Ces révélations ont relancé la foi des exobiologistes qui rêvent de microbes sur Mars. Et sinon sur Mars, peut-être sur Europa ou Ganymède. Alors, la vie, oui! La vie intelligente, peut-être un jour, quelque part.
La dynamique ici est un équilibre délicat entre la science et l’imagination, l’art de rêver d’un possible sous les contraintes de la physique et la chimie. Les canaux étaient tirés par les cheveux, les bactéries sur Mars le sont beaucoup moins. Mais il y a un défi : la sonde Viking a mené des expériences sur Mars, à la recherche de traces de vie. Les résultats ont été contestés, ambigus, peu concluants.

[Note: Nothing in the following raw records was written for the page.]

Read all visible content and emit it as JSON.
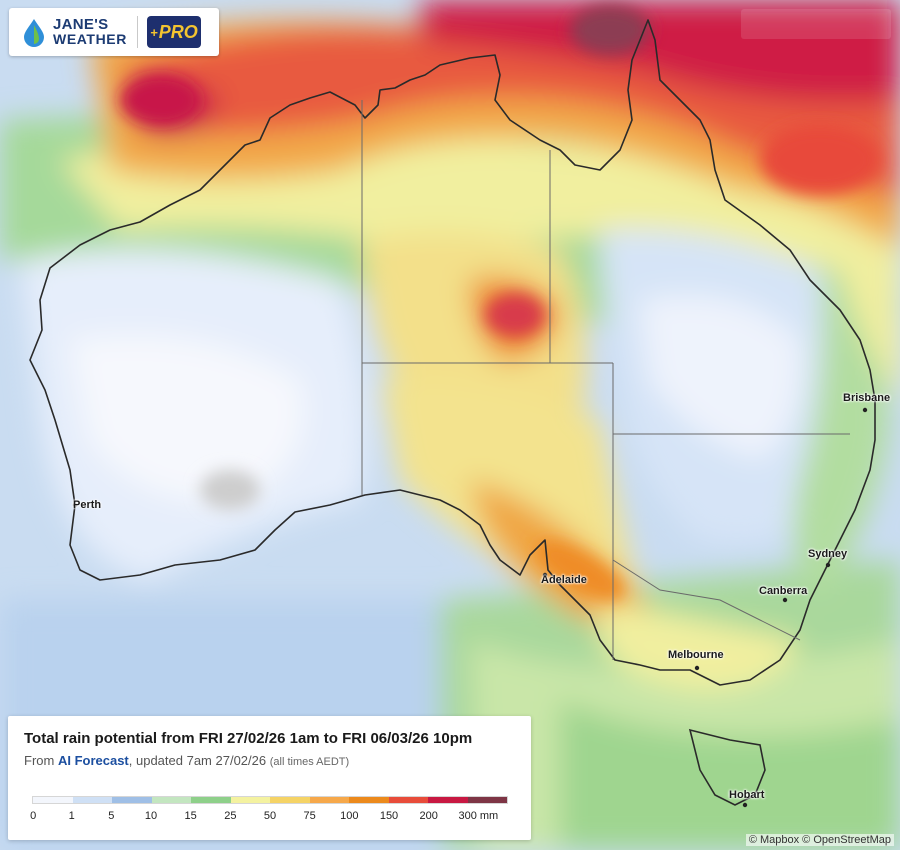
{
  "brand": {
    "line1": "JANE'S",
    "line2": "WEATHER",
    "pro": "PRO",
    "icon": "water-drop-leaf-icon"
  },
  "places": [
    {
      "id": "perth",
      "label": "Perth"
    },
    {
      "id": "adelaide",
      "label": "Adelaide"
    },
    {
      "id": "melbourne",
      "label": "Melbourne"
    },
    {
      "id": "canberra",
      "label": "Canberra"
    },
    {
      "id": "sydney",
      "label": "Sydney"
    },
    {
      "id": "brisbane",
      "label": "Brisbane"
    },
    {
      "id": "hobart",
      "label": "Hobart"
    }
  ],
  "legend": {
    "title": "Total rain potential from FRI 27/02/26 1am to FRI 06/03/26 10pm",
    "subtitle_prefix": "From ",
    "subtitle_source": "AI Forecast",
    "subtitle_updated": ", updated 7am 27/02/26 ",
    "subtitle_tz": "(all times AEDT)",
    "colors": [
      "#f3f6fc",
      "#cfe0f5",
      "#9fbfe6",
      "#c3e6c0",
      "#8ed08a",
      "#f4f2a0",
      "#f5d365",
      "#f6a84a",
      "#ec8a1c",
      "#e84c3a",
      "#c81842",
      "#7e3545"
    ],
    "ticks": [
      "0",
      "1",
      "5",
      "10",
      "15",
      "25",
      "50",
      "75",
      "100",
      "150",
      "200",
      "300 mm"
    ]
  },
  "attribution": "© Mapbox © OpenStreetMap"
}
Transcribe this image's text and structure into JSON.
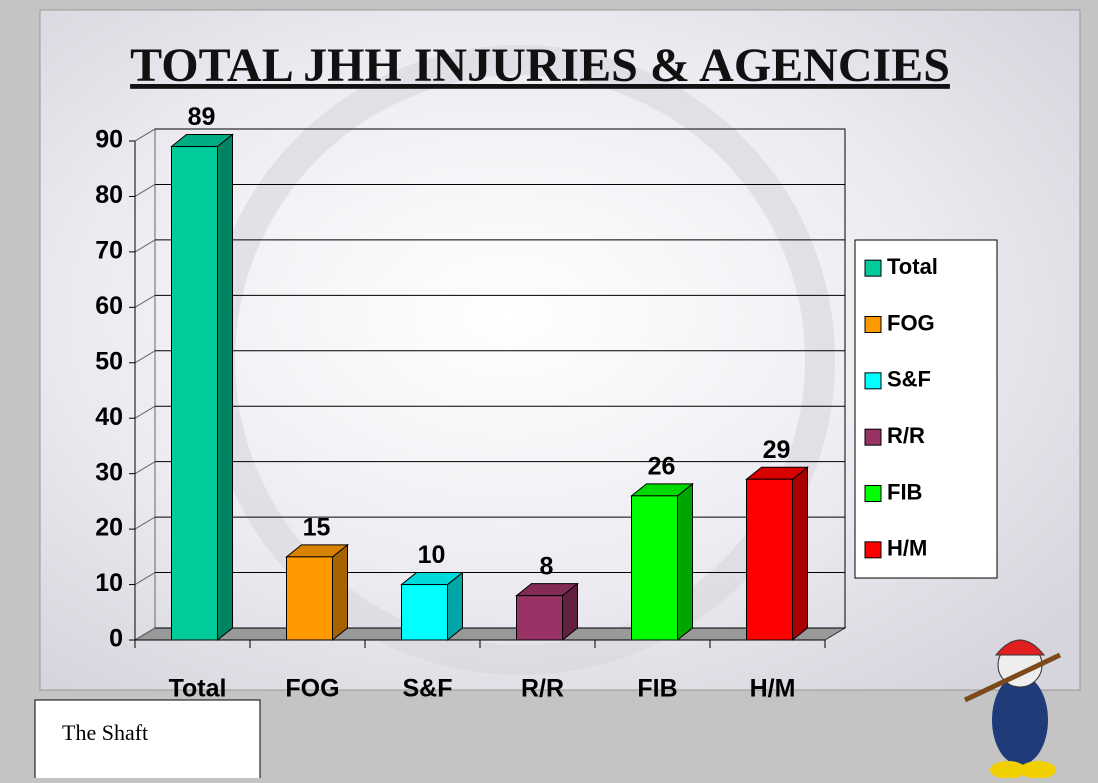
{
  "chart_data": {
    "type": "bar3d",
    "title": "TOTAL JHH INJURIES & AGENCIES",
    "categories": [
      "Total",
      "FOG",
      "S&F",
      "R/R",
      "FIB",
      "H/M"
    ],
    "values": [
      89,
      15,
      10,
      8,
      26,
      29
    ],
    "colors": [
      "#00cc99",
      "#ff9900",
      "#00ffff",
      "#993366",
      "#00ff00",
      "#ff0000"
    ],
    "ylim": [
      0,
      90
    ],
    "yticks": [
      0,
      10,
      20,
      30,
      40,
      50,
      60,
      70,
      80,
      90
    ],
    "grid": true,
    "legend": "right"
  },
  "text_box": "The Shaft"
}
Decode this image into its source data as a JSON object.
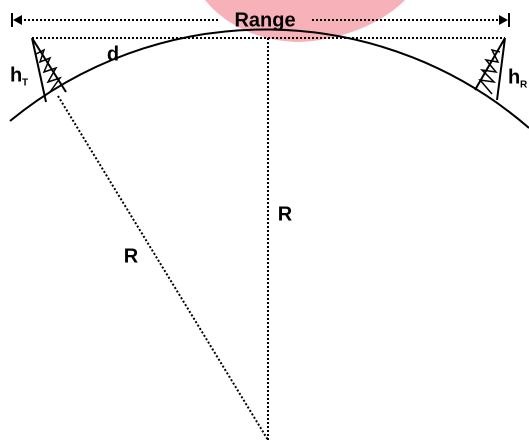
{
  "labels": {
    "range": "Range",
    "d": "d",
    "h_t": "h",
    "h_t_sub": "T",
    "h_r": "h",
    "h_r_sub": "R",
    "r_vertical": "R",
    "r_diagonal": "R"
  }
}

Et c’est ici que l’imagination revient dans le portrait. Sommes-nous prêts à soutenir des idées relatives à la vie qui ne seraient pas exactement semblables à ce que nous trouvons sur Terre? Il semble raisonnable que la vie sur une planète proche, compte tenu d’une histoire similaire à la nôtre, aurait besoin d’eau, de carbone, d’hydrogène, d’azote. Mais, est-ce la seule forme qui puisse exister? Carl Sagan, grand fan des aventures de John Carter de Burroughs, qualifiait ce parti pris de « chauvinisme du carbone ».
Acceptons-le : s’il n’y a pas de créatures de trois mètres et à quatre bras sur Mars, nous serons déçus. Mais si nous trouvons de la vie, même microscopique, une forme de vie qui accomplit sa magie vitaliste d’une manière encore insoupçonnée, alors la découverte sera aussi sensationnelle. J’imagine que les géants iridescents sont aussi là quelque part. Seulement beaucoup, beaucoup plus loin.